2.) Hang a poster in the stock room and name the contest after the previous week’s winner. For example, this week’s contest is called “The try-to-beat-Jane-Smith Contest”. Make sure you have a large, cheesy picture of Jane to place on the poster.
3.) Luxury prizes of cash, time off, a longer lunch hour, gift cards, a bouquet of flowers delivered to your shop (shoppers always ask what the occasion is for the flowers), a favorite dessert delivered, chocolates, a massage or a special discount on merchandise are always appreciated.

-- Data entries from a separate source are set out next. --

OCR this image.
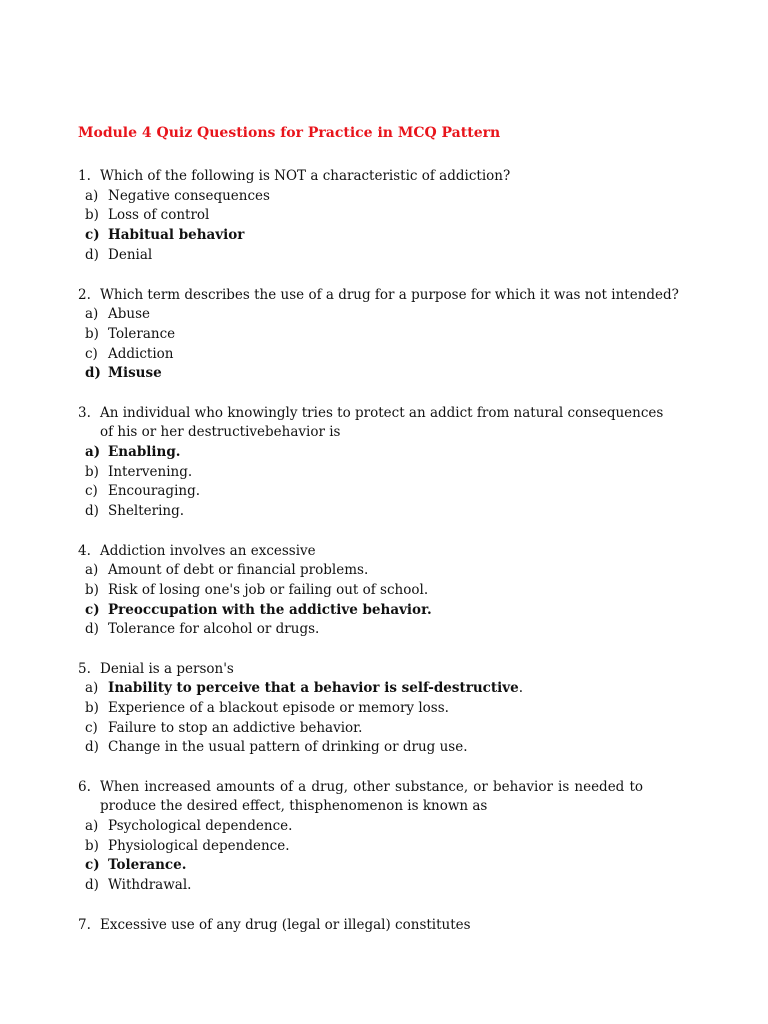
Module 4 Quiz Questions for Practice in MCQ Pattern
1. Which of the following is NOT a characteristic of addiction?
a) Negative consequences
b) Loss of control
c) Habitual behavior
d) Denial
2. Which term describes the use of a drug for a purpose for which it was not intended?
a) Abuse
b) Tolerance
c) Addiction
d) Misuse
3. An individual who knowingly tries to protect an addict from natural consequences
of his or her destructivebehavior is
a) Enabling.
b) Intervening.
c) Encouraging.
d) Sheltering.
4. Addiction involves an excessive
a) Amount of debt or financial problems.
b) Risk of losing one's job or failing out of school.
c) Preoccupation with the addictive behavior.
d) Tolerance for alcohol or drugs.
5. Denial is a person's
a) Inability to perceive that a behavior is self-destructive.
b) Experience of a blackout episode or memory loss.
c) Failure to stop an addictive behavior.
d) Change in the usual pattern of drinking or drug use.
6. When increased amounts of a drug, other substance, or behavior is needed to
produce the desired effect, thisphenomenon is known as
a) Psychological dependence.
b) Physiological dependence.
c) Tolerance.
d) Withdrawal.
7. Excessive use of any drug (legal or illegal) constitutes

Sometimes it’s better to motivate your staff as a whole, setting up goals that can be reached by the team rather than individuals. If your sales team as a whole reaches a particular quarterly, monthly or weekly sales goal provide a prize. Offer a team pizza party, bring milk and cookies in to work or send the team to a movie or fun event. As you can see by the following chart, sometimes money or prizes isn’t the biggest motivator. Often, it’s the recognition a person receives from their peers or the owner that motivates a person to work harder. Consider a personal handwritten note thanking them for their hard work.
Find what works best with your staff, but make sure, however you achieve it, they know they are valued and appreciated.